MaNiC MoMMy™ said...

Hi! Thanks for visiting me! I have to do the six weird things too... will read more of your blog later! Ta-Ta!

Cherrypie said...

I just learnt how to do that clever linking thing last week ( Seany showed me how). When you are in your Create Post page, highlight the words you want to be clicked on to take you to the new page, then click on the Icon which looks like a piece of chain on the toolbar, between the Text Colour button and the left margin alignment ( are you still with me). That brings up a box that you can paste the address of your chosen link et voila!

If you are quick, you could master it and then delete this comment and Brian will think you discovered it all by yourself. Secrests safe with me.

But you really don't sweat? That is really freaky. You could make a fortune if you could just patent your DNA xx

CeCe said...

Ok, I have that same recurring dream about my house having all these rooms that I "forgot" about! At least once a month!

Bobita said...

Oh, sister! We are from the same mold, I think!!

I LOVED your list! I'm sooooo understanding of your OCD tendencies! I actually say to my kids..."did I forget baby brother?" To which my two older kids exclaim, "mom, he is right there!!"

"Phew!"

:)

Carlotti said...

The dream about having extra rooms in my house that I never knew about comes frequently to my slumbers as well. There are often reasons why they are not used; a narrow passageway you have to crawl through for access, flooding in a corner, floorboards that are about to collapse. The ongoing theme is that I remain convinced, dream after dream, that it can all be made right and useable once more. Sounds a lot like my real house, doesn't it?!

Carlotti said...

I just read this one again, and had to laugh at the moving furniture thing; as you know, I share your genetic dislike when it comes to asking for help. The other day it was time to move the wardrobe thingy upstairs. I couldn't do it myself, so asked Gyeong Ho to help me. We got halfway up and realized it would not go around the corner. Not to be defeated, and refusing to take it down again, I held it in its teetering position while Gyeong Ho got a screw driver. We took turns holding the thing and removing the doors.

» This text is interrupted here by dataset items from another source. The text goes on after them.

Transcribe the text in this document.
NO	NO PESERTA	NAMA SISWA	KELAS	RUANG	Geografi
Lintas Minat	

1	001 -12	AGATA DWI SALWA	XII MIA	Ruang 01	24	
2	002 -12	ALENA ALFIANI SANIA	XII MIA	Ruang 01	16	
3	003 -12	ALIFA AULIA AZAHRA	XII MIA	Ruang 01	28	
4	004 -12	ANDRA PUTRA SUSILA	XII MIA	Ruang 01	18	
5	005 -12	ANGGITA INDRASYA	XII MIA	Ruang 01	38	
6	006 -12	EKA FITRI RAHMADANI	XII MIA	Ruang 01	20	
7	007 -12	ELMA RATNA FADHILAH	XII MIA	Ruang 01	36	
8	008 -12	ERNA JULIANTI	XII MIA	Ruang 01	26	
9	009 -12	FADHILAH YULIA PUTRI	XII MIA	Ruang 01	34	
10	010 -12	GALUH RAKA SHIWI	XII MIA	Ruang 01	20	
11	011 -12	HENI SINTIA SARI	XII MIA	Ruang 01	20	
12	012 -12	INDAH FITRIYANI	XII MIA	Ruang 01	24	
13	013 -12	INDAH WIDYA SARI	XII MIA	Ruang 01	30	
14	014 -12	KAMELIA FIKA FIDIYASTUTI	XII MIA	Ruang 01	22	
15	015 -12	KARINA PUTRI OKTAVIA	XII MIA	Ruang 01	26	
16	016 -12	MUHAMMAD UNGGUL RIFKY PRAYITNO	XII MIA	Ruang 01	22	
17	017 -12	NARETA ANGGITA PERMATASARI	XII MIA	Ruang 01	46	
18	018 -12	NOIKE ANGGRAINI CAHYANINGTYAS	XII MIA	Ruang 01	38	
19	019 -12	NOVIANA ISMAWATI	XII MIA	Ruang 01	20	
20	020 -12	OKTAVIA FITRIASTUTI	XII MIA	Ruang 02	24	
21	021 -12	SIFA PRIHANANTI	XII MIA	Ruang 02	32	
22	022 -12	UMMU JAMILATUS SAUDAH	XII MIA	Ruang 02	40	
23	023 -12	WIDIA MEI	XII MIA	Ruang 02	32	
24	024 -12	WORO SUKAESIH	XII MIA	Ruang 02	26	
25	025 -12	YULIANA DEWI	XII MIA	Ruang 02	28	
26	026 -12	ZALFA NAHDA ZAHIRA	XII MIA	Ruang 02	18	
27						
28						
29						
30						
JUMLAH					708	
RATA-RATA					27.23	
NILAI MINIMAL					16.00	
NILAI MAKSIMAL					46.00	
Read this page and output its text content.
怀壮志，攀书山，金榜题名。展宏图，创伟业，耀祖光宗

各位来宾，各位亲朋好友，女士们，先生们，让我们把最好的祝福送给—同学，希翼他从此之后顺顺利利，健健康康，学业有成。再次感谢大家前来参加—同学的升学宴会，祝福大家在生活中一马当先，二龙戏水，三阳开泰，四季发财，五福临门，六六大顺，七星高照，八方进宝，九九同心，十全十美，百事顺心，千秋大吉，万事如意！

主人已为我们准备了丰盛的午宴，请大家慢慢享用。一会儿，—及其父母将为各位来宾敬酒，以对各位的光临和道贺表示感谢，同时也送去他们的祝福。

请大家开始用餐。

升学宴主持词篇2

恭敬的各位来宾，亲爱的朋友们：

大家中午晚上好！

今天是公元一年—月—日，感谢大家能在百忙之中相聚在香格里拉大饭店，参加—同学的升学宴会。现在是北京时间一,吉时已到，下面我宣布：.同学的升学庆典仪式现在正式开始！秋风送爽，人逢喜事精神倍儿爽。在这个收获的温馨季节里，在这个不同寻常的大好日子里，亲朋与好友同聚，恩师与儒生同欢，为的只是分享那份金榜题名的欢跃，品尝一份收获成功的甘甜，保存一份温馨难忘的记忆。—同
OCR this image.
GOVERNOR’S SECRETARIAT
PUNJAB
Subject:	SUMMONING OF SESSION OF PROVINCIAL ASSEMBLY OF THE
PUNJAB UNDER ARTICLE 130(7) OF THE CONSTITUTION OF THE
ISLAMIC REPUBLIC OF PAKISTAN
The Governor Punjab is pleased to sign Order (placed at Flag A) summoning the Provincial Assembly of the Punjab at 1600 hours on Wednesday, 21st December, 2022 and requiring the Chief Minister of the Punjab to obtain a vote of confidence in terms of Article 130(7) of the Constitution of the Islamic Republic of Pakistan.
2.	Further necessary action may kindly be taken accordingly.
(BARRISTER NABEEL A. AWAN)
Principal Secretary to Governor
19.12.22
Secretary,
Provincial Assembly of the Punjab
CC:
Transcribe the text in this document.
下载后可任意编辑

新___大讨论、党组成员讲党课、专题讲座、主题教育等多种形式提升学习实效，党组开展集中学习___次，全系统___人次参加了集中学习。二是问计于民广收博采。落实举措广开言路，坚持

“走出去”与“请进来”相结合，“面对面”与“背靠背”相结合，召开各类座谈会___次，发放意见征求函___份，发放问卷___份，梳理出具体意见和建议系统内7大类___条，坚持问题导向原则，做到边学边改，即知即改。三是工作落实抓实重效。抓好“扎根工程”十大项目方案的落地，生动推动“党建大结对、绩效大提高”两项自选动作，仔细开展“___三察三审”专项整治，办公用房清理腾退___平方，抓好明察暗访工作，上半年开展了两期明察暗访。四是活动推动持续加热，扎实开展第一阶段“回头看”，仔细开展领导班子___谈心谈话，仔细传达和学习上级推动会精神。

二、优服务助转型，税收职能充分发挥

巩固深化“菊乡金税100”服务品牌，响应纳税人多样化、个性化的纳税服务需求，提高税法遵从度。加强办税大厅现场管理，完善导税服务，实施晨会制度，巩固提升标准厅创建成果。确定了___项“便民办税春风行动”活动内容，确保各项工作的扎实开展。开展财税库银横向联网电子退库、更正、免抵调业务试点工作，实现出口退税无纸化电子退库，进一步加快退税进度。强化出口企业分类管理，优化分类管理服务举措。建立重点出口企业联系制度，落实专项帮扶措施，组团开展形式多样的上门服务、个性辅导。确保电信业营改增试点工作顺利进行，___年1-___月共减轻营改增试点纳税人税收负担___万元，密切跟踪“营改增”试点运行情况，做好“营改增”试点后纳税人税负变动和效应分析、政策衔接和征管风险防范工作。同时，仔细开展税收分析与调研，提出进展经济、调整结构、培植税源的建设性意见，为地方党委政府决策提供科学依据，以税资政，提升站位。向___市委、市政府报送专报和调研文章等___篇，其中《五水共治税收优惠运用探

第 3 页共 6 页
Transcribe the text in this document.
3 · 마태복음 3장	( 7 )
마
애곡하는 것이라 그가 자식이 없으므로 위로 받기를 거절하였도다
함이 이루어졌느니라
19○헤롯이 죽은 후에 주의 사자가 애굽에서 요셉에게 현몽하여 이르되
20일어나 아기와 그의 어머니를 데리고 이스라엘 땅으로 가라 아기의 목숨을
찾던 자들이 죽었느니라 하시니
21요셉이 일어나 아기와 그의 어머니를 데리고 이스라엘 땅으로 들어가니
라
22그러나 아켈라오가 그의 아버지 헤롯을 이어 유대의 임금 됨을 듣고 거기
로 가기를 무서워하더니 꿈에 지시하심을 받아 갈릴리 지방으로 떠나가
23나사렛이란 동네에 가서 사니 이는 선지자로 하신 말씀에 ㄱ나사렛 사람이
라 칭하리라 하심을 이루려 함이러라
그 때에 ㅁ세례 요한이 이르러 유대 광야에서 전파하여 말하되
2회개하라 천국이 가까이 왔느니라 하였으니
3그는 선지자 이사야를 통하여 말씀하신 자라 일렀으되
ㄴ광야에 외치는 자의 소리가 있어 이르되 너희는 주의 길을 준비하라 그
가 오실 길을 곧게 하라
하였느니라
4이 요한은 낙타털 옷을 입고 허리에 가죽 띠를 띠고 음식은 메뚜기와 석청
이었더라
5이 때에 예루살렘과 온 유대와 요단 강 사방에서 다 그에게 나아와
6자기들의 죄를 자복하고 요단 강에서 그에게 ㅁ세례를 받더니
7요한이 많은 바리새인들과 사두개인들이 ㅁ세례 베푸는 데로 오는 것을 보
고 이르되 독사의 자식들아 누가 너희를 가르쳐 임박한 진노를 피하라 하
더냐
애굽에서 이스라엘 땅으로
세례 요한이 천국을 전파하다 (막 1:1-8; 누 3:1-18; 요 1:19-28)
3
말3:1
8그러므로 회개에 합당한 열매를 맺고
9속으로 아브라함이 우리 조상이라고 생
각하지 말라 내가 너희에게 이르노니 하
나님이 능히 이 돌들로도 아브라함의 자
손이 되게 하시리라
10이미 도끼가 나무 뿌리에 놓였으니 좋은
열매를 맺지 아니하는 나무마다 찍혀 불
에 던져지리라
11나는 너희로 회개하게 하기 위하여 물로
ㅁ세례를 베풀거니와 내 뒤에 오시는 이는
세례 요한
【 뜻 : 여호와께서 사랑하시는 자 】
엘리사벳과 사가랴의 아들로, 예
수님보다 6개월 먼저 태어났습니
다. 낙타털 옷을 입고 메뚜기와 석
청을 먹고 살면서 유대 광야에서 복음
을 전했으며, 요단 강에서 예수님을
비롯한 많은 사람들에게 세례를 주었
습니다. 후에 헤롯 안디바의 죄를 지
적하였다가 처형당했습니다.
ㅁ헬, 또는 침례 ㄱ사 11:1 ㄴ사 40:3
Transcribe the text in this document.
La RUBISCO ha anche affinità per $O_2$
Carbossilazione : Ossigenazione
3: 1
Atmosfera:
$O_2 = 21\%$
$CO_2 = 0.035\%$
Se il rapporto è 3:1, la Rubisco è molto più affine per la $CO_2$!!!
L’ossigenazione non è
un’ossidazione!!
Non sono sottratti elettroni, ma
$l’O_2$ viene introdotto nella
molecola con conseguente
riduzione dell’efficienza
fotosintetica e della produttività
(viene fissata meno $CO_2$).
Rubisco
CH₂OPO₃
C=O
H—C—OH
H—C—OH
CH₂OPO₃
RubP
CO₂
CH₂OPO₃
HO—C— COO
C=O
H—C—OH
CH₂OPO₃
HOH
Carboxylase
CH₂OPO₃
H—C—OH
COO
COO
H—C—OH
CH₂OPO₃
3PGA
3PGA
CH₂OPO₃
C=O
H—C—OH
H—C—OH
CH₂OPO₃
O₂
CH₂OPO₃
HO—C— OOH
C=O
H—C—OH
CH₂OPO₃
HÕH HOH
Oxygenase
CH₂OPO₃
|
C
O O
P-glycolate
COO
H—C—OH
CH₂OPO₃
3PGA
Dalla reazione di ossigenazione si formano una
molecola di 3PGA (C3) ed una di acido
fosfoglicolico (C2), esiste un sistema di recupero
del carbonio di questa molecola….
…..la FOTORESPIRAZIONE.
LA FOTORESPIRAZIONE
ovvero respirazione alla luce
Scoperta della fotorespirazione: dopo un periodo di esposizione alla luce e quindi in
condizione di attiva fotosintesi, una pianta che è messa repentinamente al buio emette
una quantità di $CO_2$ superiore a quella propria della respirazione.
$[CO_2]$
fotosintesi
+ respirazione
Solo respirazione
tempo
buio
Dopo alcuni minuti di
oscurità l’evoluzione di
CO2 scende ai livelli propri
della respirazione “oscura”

He kindly pointed out that measuring the furniture FIRST, then moving it, would have been more logical. Who wants logic when you just want to get it DONE?

By the way, my water consumption has suffered of late and I felt really nauseous all day yesterday. Drinking 2 litres of water, believe it or not, (maybe it was pure coincidence) cured the ill feelings. Today I"m back to coffee.

joyce said...

I hate logic, because then its possible that you won't move the thing. Whereas if you start without all the facts, you'll see the thing through, come hell or high water.